Though Drucker often expressed disappointment with government’s failures, time and again he held up individual political and military figures as models of effective leadership. He hoped that all organizations would learn from their example.
“Dwight Eisenhower, George Marshall, and Harry Truman were singularly effective leaders, yet none possessed any more charisma than a dead mackerel… No less charismatic personality could be imagined than Abe Lincoln of Illinois, the raw-boned, uncouth backwoodsman of 1860. And there was amazingly little charisma to the bitter, defeated, almost broken Churchill of the interwar years…
“Indeed, charisma does not by itself guarantee effectiveness as a leader… Nor are there any such things as ‘leadership qualities’ or a ‘leadership personality’…
“What then is leadership if it is not charisma and not a set of personality traits?... What distinguishes the leader from the misleader are his goals.

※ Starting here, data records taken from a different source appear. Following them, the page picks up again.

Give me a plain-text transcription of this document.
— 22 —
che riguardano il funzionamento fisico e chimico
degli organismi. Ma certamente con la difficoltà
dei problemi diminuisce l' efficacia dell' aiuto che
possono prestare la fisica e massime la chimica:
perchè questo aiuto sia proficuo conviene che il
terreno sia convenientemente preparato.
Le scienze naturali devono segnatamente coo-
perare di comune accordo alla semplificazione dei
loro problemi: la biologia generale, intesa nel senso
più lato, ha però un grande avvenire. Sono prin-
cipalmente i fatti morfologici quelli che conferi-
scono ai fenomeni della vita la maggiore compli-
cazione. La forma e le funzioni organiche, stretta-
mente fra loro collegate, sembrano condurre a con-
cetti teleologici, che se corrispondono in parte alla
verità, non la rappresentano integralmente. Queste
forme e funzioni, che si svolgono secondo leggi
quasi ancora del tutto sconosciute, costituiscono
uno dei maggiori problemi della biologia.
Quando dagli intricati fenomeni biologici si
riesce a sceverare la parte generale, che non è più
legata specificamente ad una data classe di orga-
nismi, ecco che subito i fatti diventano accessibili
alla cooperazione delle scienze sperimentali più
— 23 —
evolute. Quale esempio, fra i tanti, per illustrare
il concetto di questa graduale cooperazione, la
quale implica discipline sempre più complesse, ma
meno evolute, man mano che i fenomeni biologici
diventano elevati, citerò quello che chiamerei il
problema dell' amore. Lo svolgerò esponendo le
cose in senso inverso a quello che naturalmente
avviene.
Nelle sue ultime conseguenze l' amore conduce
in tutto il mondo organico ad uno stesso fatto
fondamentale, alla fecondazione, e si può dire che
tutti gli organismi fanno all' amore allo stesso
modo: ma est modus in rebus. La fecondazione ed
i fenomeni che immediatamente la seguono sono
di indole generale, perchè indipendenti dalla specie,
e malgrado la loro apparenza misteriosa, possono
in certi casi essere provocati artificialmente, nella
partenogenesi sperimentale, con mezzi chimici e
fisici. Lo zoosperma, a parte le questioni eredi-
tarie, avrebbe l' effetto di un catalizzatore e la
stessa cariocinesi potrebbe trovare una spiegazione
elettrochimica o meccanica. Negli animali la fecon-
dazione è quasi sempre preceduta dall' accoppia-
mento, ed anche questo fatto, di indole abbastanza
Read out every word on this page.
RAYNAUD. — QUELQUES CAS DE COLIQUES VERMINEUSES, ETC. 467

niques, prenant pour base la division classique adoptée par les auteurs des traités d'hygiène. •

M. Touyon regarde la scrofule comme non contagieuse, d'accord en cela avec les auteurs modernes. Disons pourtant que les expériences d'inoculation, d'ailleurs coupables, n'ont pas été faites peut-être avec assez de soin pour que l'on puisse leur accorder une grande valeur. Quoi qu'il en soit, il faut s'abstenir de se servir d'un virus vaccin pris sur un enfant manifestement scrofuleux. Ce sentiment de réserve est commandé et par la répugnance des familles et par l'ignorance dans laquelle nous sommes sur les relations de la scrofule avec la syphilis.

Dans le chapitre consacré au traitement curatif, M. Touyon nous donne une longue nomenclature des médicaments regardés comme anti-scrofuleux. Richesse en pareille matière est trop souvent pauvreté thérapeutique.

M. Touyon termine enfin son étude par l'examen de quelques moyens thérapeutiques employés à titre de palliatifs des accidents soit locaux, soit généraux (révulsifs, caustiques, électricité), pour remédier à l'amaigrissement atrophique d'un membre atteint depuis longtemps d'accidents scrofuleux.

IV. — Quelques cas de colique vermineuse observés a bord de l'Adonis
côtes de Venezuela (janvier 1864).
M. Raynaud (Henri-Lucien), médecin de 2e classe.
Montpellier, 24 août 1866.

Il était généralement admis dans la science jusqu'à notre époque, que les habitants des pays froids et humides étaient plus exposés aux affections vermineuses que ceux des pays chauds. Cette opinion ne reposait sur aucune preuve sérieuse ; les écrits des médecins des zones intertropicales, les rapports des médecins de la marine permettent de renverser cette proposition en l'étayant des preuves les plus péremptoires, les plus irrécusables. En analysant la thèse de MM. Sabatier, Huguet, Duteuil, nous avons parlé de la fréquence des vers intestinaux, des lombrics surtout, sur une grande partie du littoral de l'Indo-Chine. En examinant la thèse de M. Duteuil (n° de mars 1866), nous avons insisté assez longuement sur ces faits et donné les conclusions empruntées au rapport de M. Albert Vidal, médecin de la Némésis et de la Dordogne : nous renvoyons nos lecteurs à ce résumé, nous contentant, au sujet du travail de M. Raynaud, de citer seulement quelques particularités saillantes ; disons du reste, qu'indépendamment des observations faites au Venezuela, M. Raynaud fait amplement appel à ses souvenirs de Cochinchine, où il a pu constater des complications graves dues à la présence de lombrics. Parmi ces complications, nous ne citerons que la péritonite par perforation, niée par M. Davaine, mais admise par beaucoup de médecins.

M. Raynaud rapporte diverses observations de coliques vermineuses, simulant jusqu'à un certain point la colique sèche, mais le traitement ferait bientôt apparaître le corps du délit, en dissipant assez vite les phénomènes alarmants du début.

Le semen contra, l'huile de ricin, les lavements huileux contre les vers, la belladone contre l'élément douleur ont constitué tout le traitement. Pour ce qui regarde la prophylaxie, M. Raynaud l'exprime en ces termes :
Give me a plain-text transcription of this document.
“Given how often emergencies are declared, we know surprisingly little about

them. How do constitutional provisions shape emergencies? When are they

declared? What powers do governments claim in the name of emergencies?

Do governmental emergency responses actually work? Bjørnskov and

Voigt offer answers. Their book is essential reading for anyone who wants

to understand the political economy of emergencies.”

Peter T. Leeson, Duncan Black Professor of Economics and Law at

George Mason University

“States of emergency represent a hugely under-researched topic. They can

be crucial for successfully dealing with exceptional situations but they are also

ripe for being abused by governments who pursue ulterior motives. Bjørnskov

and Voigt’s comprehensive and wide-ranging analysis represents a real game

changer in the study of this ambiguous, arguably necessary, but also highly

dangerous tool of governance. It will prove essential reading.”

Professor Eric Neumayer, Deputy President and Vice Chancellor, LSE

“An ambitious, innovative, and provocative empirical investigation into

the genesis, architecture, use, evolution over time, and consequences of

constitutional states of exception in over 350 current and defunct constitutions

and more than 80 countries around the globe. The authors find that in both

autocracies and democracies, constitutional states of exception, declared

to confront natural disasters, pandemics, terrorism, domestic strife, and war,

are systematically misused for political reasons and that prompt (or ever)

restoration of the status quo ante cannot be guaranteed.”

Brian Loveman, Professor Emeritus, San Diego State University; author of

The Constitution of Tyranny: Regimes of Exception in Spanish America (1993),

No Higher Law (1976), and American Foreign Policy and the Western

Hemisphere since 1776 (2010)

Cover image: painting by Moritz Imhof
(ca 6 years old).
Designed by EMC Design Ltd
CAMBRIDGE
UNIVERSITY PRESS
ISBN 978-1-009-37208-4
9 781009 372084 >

Whether the compromise he makes with the constraints of reality—which may involve political, economic, financial or people problems—are compatible with his mission and goals or lead away from them determines whether he is an effective leader. And whether he holds fast to a few basic standards (exemplifying them in his own conduct), or whether ‘standards’ for him are what he can get away with, determines whether the leader has followers or only hypocritical time-servers…
“If Winston Churchill is an example of leadership through clearly defining mission and goals, Gen. George Marshall, America’s chief of staff in World War II, is an example of leadership through responsibility. Harry Truman’s folksy ‘The buck stops here’ is still as good a definition as any.”